I'm developing a web service and will need to send a few emails, for example when a new user registers, to recover passwords, etc. Basically useful emails (not spam).

So I'm wondering what's the best way to ensure they are received by the user? Right now I'm thinking of using OVH SMTP (ssl0.ovh.net) but I'm concerned the emails might end up being blocked. Any suggestion?


  👤 mattmanser Accepted Answer ✓
They're called transactional emails, I've used mailgun, sendgrid, mandrill, amazon SES. Much of a muchness in deliverability terms.

Setup SPF and DKIM, check it's all correctly setup. Be aware that if you're using SPF and you are sending emails from multiple servers (e.g. business email account like outlook365 and a transactional email service) it has to allow all the servers.


👤 lamlion
Hi there, it depends on how much e-mail you need to send in a specific timeframe and you want this service to be free and secure.100 e-mail per day is free forever at Sendgrid (https://sendgrid.com/pricing/). SendInBlue is even more cost-effective (https://www.sendinblue.com/pricing/)

👤 ramsj
There are any number of email sending providers with API access - Sendgrid, Mailgun, Mailjet, etc. Amazon SES is the most cost effective, but you'd need to do more setup youself vs. one of the API senders.

👤 ColinWright
In short, I believe you can't be sure.

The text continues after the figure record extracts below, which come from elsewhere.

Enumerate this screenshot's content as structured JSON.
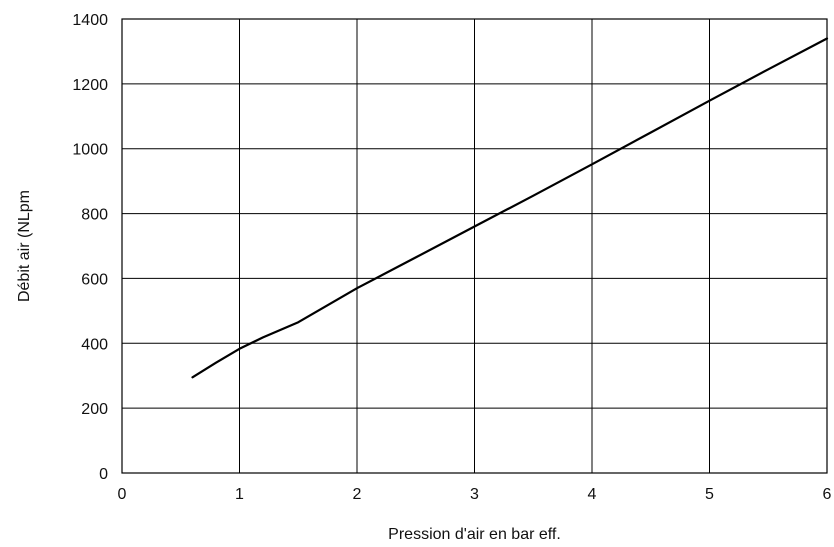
{
  "chart_data": {
    "type": "line",
    "title": "",
    "xlabel": "Pression d'air en bar eff.",
    "ylabel": "Débit air (NLpm",
    "xlim": [
      0,
      6
    ],
    "ylim": [
      0,
      1400
    ],
    "x_ticks": [
      0,
      1,
      2,
      3,
      4,
      5,
      6
    ],
    "y_ticks": [
      0,
      200,
      400,
      600,
      800,
      1000,
      1200,
      1400
    ],
    "x_tick_labels": [
      "0",
      "1",
      "2",
      "3",
      "4",
      "5",
      "6"
    ],
    "y_tick_labels": [
      "0",
      "200",
      "400",
      "600",
      "800",
      "1000",
      "1200",
      "1400"
    ],
    "grid": true,
    "legend": "none",
    "series": [
      {
        "color": "#000000",
        "x": [
          0.6,
          0.8,
          1.0,
          1.2,
          1.5,
          2.0,
          2.5,
          3.0,
          3.5,
          4.0,
          4.5,
          5.0,
          5.5,
          6.0
        ],
        "y": [
          295,
          340,
          383,
          418,
          465,
          570,
          665,
          760,
          855,
          952,
          1050,
          1148,
          1245,
          1340
        ]
      }
    ]
  }
}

Every service I know suffers the problem of black-box, uncontrolled, unknowable spam filters at the destination, which is why web confirmation pages always say something like:

"If the email hasn't arrived within an hour or so, check your spam bin."

It can be mitigated by "doing things properly" but you can never be sure. Make sure your email is contentful and meaningful.

Anecdata: I use sendmail pretty much directly from my shared-hosting service and things very rarely go missing.